Era ele a pessoa com algo a perder.
– O escritório – sussurrou Hermione. – Ele está sempre no escritório.
– Onde fica?
– No térreo. Voltado para os fundos.
– Ele não arriscaria – disse Gregory. – É perto demais do salão de baile.
– Então o quarto dele. Se ele quiser evitar os cômodos abertos a todos, então é para lá que a
levaria. Ou para o quarto dela.
Gregory pegou o braço de Hermione e saiu à frente dela. Desceram um lance de escada,
fazendo uma pausa antes de abrir a porta que levava da escada de serviço para o patamar do
segundo andar.
– Mostre-me a porta dele e então vá.
– Eu não...
– Encontre o seu marido – ordenou ele. – Traga-o de volta.
Hermione parecia indecisa, mas enfim assentiu e obedeceu.

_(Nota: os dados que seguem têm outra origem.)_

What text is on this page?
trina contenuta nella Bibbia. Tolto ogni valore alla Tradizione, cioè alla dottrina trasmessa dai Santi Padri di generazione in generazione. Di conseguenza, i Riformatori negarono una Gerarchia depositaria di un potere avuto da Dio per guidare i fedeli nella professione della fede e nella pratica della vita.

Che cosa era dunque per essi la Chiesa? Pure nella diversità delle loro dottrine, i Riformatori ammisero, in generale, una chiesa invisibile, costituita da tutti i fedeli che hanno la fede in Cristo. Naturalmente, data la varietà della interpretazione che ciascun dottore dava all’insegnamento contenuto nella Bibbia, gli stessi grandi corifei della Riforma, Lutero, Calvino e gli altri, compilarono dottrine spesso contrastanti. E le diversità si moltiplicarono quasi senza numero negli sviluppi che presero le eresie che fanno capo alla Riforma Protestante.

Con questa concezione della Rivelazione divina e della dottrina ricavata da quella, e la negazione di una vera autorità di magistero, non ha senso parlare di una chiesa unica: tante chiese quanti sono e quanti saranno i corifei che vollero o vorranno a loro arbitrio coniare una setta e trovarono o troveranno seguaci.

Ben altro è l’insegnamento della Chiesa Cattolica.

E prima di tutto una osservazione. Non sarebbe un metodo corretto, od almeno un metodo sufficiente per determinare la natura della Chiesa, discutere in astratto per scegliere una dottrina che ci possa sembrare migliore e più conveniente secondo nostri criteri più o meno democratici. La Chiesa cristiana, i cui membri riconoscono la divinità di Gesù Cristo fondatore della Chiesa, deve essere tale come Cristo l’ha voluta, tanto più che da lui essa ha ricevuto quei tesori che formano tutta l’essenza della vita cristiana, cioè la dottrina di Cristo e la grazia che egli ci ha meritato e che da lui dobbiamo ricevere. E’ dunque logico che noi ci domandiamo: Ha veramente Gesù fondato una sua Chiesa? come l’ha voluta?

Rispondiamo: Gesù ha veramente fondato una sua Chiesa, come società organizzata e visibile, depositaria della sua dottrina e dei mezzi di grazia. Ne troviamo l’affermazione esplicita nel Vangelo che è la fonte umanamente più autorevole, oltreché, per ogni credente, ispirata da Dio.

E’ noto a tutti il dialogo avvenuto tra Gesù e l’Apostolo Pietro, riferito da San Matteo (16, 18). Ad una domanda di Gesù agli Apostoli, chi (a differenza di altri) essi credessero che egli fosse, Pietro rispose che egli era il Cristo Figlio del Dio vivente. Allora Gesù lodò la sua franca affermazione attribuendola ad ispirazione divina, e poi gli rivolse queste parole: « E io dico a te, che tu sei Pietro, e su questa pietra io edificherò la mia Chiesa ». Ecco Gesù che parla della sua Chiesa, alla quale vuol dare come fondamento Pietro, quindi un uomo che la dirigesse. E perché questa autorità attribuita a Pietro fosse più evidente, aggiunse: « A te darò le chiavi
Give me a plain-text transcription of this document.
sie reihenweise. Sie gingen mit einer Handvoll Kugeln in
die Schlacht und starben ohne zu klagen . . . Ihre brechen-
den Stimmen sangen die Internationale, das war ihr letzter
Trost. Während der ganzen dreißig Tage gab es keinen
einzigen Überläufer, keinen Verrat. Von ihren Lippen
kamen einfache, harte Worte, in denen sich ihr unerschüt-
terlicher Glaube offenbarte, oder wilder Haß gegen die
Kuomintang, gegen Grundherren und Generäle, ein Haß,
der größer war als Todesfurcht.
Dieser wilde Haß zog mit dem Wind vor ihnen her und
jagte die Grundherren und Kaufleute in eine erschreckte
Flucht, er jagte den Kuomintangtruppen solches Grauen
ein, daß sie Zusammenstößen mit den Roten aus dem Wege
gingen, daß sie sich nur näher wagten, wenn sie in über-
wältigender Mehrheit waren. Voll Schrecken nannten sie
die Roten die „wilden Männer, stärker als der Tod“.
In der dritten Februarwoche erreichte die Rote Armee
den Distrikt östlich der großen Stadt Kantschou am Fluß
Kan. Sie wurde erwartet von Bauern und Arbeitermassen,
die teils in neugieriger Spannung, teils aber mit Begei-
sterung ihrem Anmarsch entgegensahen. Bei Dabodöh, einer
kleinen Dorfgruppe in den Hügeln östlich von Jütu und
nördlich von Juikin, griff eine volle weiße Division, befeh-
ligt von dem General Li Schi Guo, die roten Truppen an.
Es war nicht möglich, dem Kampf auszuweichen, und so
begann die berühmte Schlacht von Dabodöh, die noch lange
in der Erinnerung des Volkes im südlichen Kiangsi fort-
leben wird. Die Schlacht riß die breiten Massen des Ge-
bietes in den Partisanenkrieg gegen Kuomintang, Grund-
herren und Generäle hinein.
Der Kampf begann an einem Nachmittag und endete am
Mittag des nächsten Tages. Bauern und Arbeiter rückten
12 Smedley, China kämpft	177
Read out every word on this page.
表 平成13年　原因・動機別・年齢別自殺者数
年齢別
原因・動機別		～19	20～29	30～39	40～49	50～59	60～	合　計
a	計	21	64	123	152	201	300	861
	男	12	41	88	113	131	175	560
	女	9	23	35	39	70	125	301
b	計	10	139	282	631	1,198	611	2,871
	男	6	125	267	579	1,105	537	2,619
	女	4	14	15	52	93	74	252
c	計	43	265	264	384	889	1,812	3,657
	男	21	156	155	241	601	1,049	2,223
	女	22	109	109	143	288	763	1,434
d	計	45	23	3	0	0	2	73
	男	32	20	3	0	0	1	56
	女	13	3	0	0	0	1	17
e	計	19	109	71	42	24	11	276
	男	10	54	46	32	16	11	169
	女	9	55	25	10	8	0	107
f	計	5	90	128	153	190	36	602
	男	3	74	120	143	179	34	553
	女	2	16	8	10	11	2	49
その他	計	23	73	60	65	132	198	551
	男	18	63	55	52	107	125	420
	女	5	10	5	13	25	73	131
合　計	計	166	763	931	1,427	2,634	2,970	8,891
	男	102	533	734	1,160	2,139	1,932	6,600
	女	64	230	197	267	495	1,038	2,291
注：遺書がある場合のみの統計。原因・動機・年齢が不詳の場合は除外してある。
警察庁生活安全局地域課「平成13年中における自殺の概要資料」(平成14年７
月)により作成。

– Vá – disse ele, quando já sabia para onde ir. – Rápido.
Ela desceu a escada enquanto Gregory caminhava furtivamente pelo corredor. Chegou à
porta que Hermione tinha indicado e encostou a orelha a ela, com cuidado.
– O que está esperando?
Era Lucy. A voz estava abafada pela pesada porta de madeira, mas era ela.
– Eu não tenho certeza – disse uma voz masculina, que Gregory não conseguiu identificar.
Ele só tinha falado algumas vezes com lorde Davenport e nenhuma com o tio dela. Não
fazia ideia de quem a estava mantendo refém.
Gregory prendeu a respiração e, lentamente, girou a maçaneta com a mão esquerda.
Com a mão direita, puxou a arma.
Que Deus os ajudasse, se tivesse de usá-la.
Conseguiu abrir a porta um pouco – apenas o suficiente para espiar sem ser notado.
Seu coração parou.
Lucy estava amarrada e vendada, encolhida no canto do outro lado do cômodo. Seu tio
encontrava-se de pé na frente dela, uma arma apontada para sua testa.
– O que você está tramando? – perguntou-lhe o tio, a voz fria e suave.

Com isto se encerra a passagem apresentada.